Ator excepcional, dos melhores que há desde que ficou amplamente conhecido em A Lista de Schindler (1993), Ralph Fiennes se mostra sensível, maduro, seguro, tranquilo – e excelente diretor de atores – em seu segundo filme como realizador.
The Invisible Woman (2013), que os distribuidores brasileiros resolveram chamar de O Nosso Segredo, tem, assim como o anterior, ligação com grande nome da literatura inglesa. Coriolano, sua estréia na direção, é uma adaptação – aparentemente cheia de liberdades, com a ação passada nos dias de hoje – da peça homônima de William Shakespeare.
The Invisible Woman é a transposição para o cinema do livro – lançado em 1991 – de autoria de Claire Tomalin, premiada escritora, jornalista e biógrafa inglesa, que depois escreveria também as biografias de Jane Austen, Thomas Hardy e Charles Dickens. O título completo do livro levado às telas por Ralph Fiennes é elucidativo: The Invisible Woman: The Story of Nelly Ternan and Charles Dickens.
Sim: o filme retrata a história real da relação amorosa de 13 anos entre uma jovem, extremamente jovem atriz de teatro, Ellen Lawless Ternan, também conhecida como Nelly Ternan, e o mais festejado, aclamado, respeitado escritor inglês de seu tempo, Charles John Huffam Dickens (1812-1870).

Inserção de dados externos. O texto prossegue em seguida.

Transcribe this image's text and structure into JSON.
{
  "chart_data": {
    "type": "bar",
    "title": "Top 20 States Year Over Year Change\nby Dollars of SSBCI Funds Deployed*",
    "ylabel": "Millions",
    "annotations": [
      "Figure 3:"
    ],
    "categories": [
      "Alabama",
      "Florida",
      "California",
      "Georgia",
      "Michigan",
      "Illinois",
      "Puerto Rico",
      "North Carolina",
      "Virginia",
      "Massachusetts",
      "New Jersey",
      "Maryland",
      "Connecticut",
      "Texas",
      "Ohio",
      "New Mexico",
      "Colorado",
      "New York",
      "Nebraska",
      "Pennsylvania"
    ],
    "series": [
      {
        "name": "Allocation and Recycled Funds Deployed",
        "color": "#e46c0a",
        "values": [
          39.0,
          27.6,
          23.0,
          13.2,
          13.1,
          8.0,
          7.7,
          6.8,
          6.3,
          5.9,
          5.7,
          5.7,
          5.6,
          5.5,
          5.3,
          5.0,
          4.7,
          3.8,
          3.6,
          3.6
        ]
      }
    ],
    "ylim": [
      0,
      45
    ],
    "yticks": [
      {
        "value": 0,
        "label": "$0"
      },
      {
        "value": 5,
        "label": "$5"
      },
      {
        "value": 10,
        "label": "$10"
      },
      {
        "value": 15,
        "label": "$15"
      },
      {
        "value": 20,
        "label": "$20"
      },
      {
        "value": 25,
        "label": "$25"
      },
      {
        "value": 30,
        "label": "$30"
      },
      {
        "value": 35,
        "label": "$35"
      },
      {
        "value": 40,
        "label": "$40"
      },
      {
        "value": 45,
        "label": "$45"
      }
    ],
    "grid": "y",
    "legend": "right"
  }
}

Nelly tinha 18 anos quando os dois se conheceram, em 1857 (ela nasceu em 1839); ele tinha 27 anos mais que ela, estava com 55 anos e a esposa Catherine lhe dera uma penca infindável de filhos.
O próprio Ralph Fiennes interpreta Dickens – e, pelas fotos que se conhecem do grande escritor, a caracterização ficou muito boa. A barba e o cabelo são idênticos aos do personagem real.
Para interpretar Nelly – que, no filme, aparece desde garotinha de 18 anos até senhora de 40 e tantos –, foi escolhida Felicity Jones, e, diacho, é impossível resistir ao trocadalho do carilho: a escolha não poderia ser uma felicidade maior.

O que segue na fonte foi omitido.